Both true and false prophets eventually die anyway and then face judgement after that, see below.
Therefore let murderers off the hook? I don't personally equate murder with false prophecy, but God condemned both under the same punishment. Your argument here, if taken seriously, would lead to absolutely zero personal accountability whatsoever for anyone who is alive on earth.
Not necissarily:
Hebrews 9:27
"Just as people are destined to die once, and after that to face judgment,"
I don't see how the NT is relevant for people from the OT days who were trying to determine if someone was a false prophet or not.
The NT is 100% off topic. Please don't pollute the thread.
So God shouldn't speak of things that will happen beyond someone's lifetime? I think that's rather limiting.
Verse 16 establishes that God does not speak to everyone at once because the people are terrified of seeing/hearing God and they think they might die. This is why prophets existed: God would instead just speak to one man, and that one man would then relay the message to the people.
But how do the people know if a prophet is speaking for Jehovah? Well, if the things he says come true then he is a prophet for Jehovah. If his prophecies don't come true within the lifetime of the people he was talking to, why would they think he's a prophet? Why would they preserve his texts for hundreds of years, considering that the relative cost of making a book in those days was around the price of a car or house these days?
You aren't supposed to have faith in prophets. You're supposed to have faith in Jehovah. It seems rather cartoonish to me that these people would have so much faith in a prophet that they would continue to copy and preserve his prophecies for hundreds or thousands of years, waiting for them to come true.
Right, and if they say it will happen in the far future
Can you even show me a prophecy where it is explicitly stated that it will occur in the far future? The best example I can think of for your case is the statue of Daniel. I'd like to see how it is impossible for that to be taken as a contemporary prophecy.
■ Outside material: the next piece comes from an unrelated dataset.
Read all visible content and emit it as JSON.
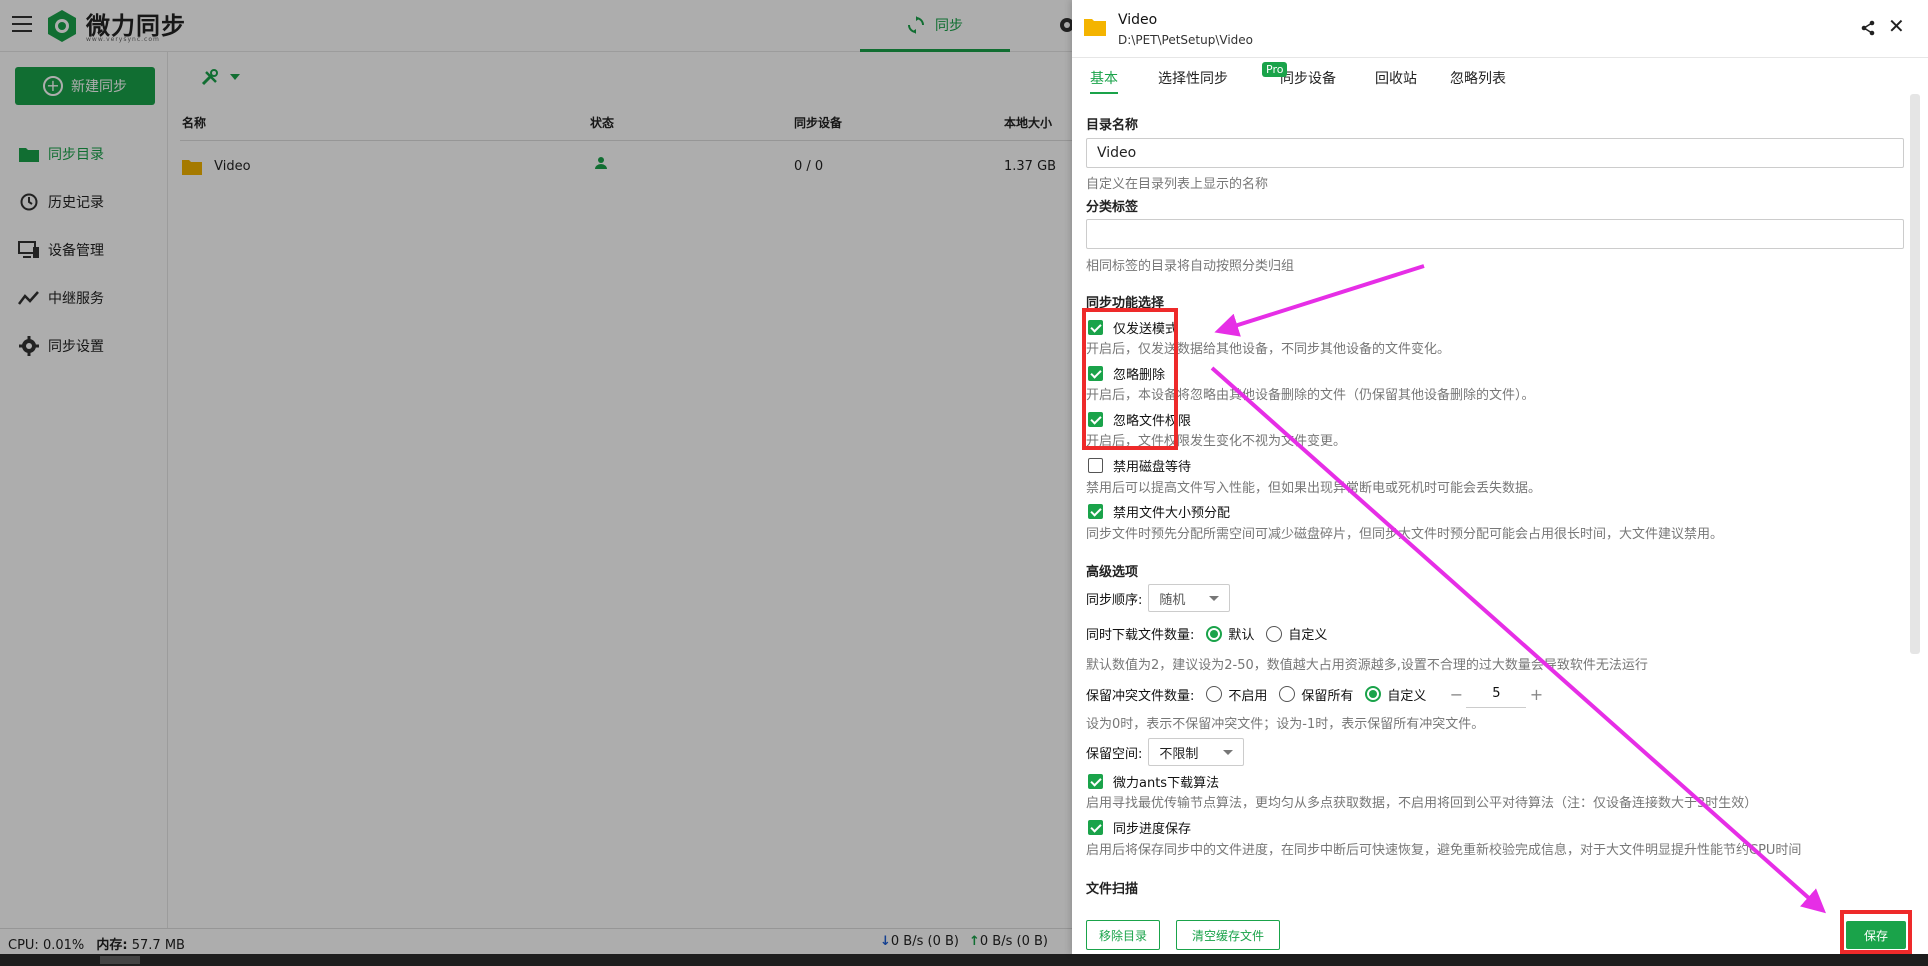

then you shouldn't execute them because you don't know whether its true or not, leave it to God to bring justice.
OK, so again, you are rendering verse 20 to be worthless.
No, see above: Hebrews 9:27
No. Not a valid response. See above.
Just because we can't bring justice for something that happened in the past doesn't mean God can't either.
God has given commands. He's not giving you the option to leave it to him. He's giving you a job to do.
God only demanded it if the prophet was found to be false.
Yes, and it says exactly how to know if the prophet is false. You just prefer to not read what it says.
If your interpretation is exactly in line with what the ancient Jews of the time believed, then NO ONE would ever give a contemporary prophecy because it would be totally stupid to do so, and therefore no one would be executed as a false prophet so long as they prophesied in the name of Jehovah. Again, it renders verse 20 worthless.
Or, you can go with what I'm saying:
The masses did not want to see/hear God, for fear of death (verse 16). Therefore, a mediator (a prophet) would speak for God to the people. The people would then test the prophet to know for sure if he speaks for God (because, remember, they had faith in Jehovah and NOT IN MEN). The metrics of the test are given in the passage of scripture I'm quoting.
If a prophet gave a prophecy of something in the far-future, no one would care. They'd be unable to prove it as either true or false, and further, even if it was true it would be of absolutely no consequence to them.
If you can't tell if something is true or false, and if it is of no consequence, then it is what we call "something that doesn't matter." It's not something you would spend thousands of dollars on (modern equivalent) to write down.
And again, no matter how much faith they had in Jehovah, this amount of faith in a MAN is unwarranted.
I trust God to know who's a true prophet and who's not even if I don't currently know on account of the prophecy be fulfilled in the future beyond my time.
This is quite a silly thing to say. Until the prophet passes GOD'S TEST, he's just a man speaking for himself.